Limitations & Future Work¶

The assumption that an attacker can control both user input and a remote agent's template may be too strong for some deployment scenarios.
Activation is determined by an artificial token; in practice, judging malicious behavior is more complex.
Only the text domain was tested; multimodal agent systems may have additional attack surfaces.
No effective defense solution is proposed; the work focuses on exposing the problem.

vs. Traditional Prompt Injection: Traditional injections use a single malicious prompt; conjunctive attacks involve no single malicious point.
vs.
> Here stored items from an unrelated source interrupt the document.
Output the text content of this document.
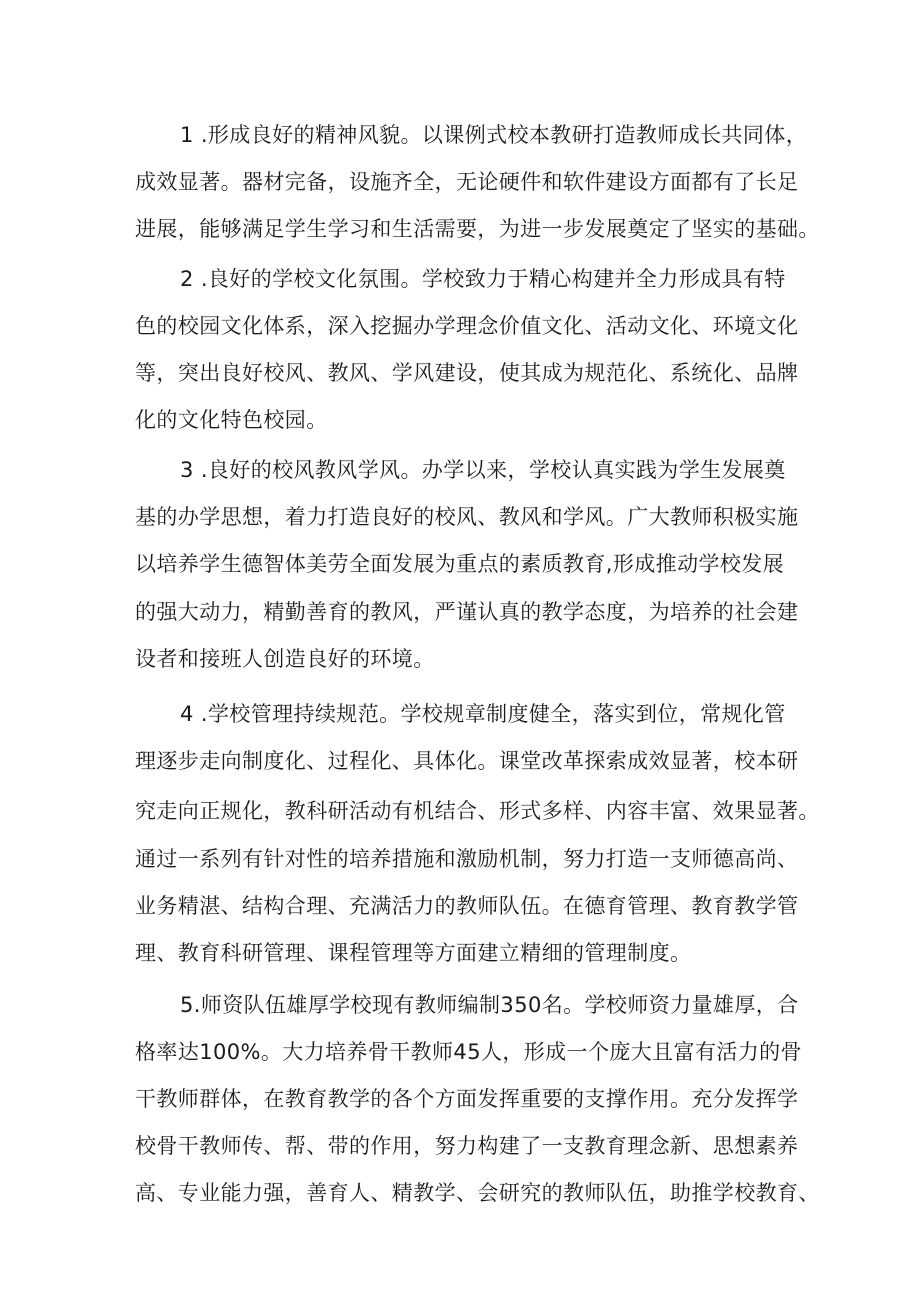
1 .形成良好的精神风貌。以课例式校本教研打造教师成长共同体，
成效显著。器材完备，设施齐全，无论硬件和软件建设方面都有了长足
进展，能够满足学生学习和生活需要，为进一步发展奠定了坚实的基础。
2 .良好的学校文化氛围。学校致力于精心构建并全力形成具有特
色的校园文化体系，深入挖掘办学理念价值文化、活动文化、环境文化
等，突出良好校风、教风、学风建设，使其成为规范化、系统化、品牌
化的文化特色校园。
3 .良好的校风教风学风。办学以来，学校认真实践为学生发展奠
基的办学思想，着力打造良好的校风、教风和学风。广大教师积极实施
以培养学生德智体美劳全面发展为重点的素质教育,形成推动学校发展
的强大动力，精勤善育的教风，严谨认真的教学态度，为培养的社会建
设者和接班人创造良好的环境。
4 .学校管理持续规范。学校规章制度健全，落实到位，常规化管
理逐步走向制度化、过程化、具体化。课堂改革探索成效显著，校本研
究走向正规化，教科研活动有机结合、形式多样、内容丰富、效果显著。
通过一系列有针对性的培养措施和激励机制，努力打造一支师德高尚、
业务精湛、结构合理、充满活力的教师队伍。在德育管理、教育教学管
理、教育科研管理、课程管理等方面建立精细的管理制度。
5.师资队伍雄厚学校现有教师编制350名。学校师资力量雄厚，合
格率达100%。大力培养骨干教师45人，形成一个庞大且富有活力的骨
干教师群体，在教育教学的各个方面发挥重要的支撑作用。充分发挥学
校骨干教师传、帮、带的作用，努力构建了一支教育理念新、思想素养
高、专业能力强，善育人、精教学、会研究的教师队伍，助推学校教育、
Multi-hop Propagation (Tan et al., 2024): Propagation attacks pass a single malicious instruction, whereas conjunctive attacks require the alignment of two harmless components.
vs. IPIGuard: IPIGuard restricts indirect instruction propagation in tool dependencies, but conjunctive attacks do not necessarily utilize tool channels.

Rating¶

Novelty: ⭐⭐⭐⭐⭐ The conjunctive activation concept is novel and exposes a structural security blind spot in multi-agent systems.
Experimental Thoroughness: ⭐⭐⭐⭐ Rigorous design involving multiple topologies, backbone models, and four-quadrant evaluation.
Writing Quality: ⭐⭐⭐⭐ Clear formalization of the threat model and precise mathematical descriptions.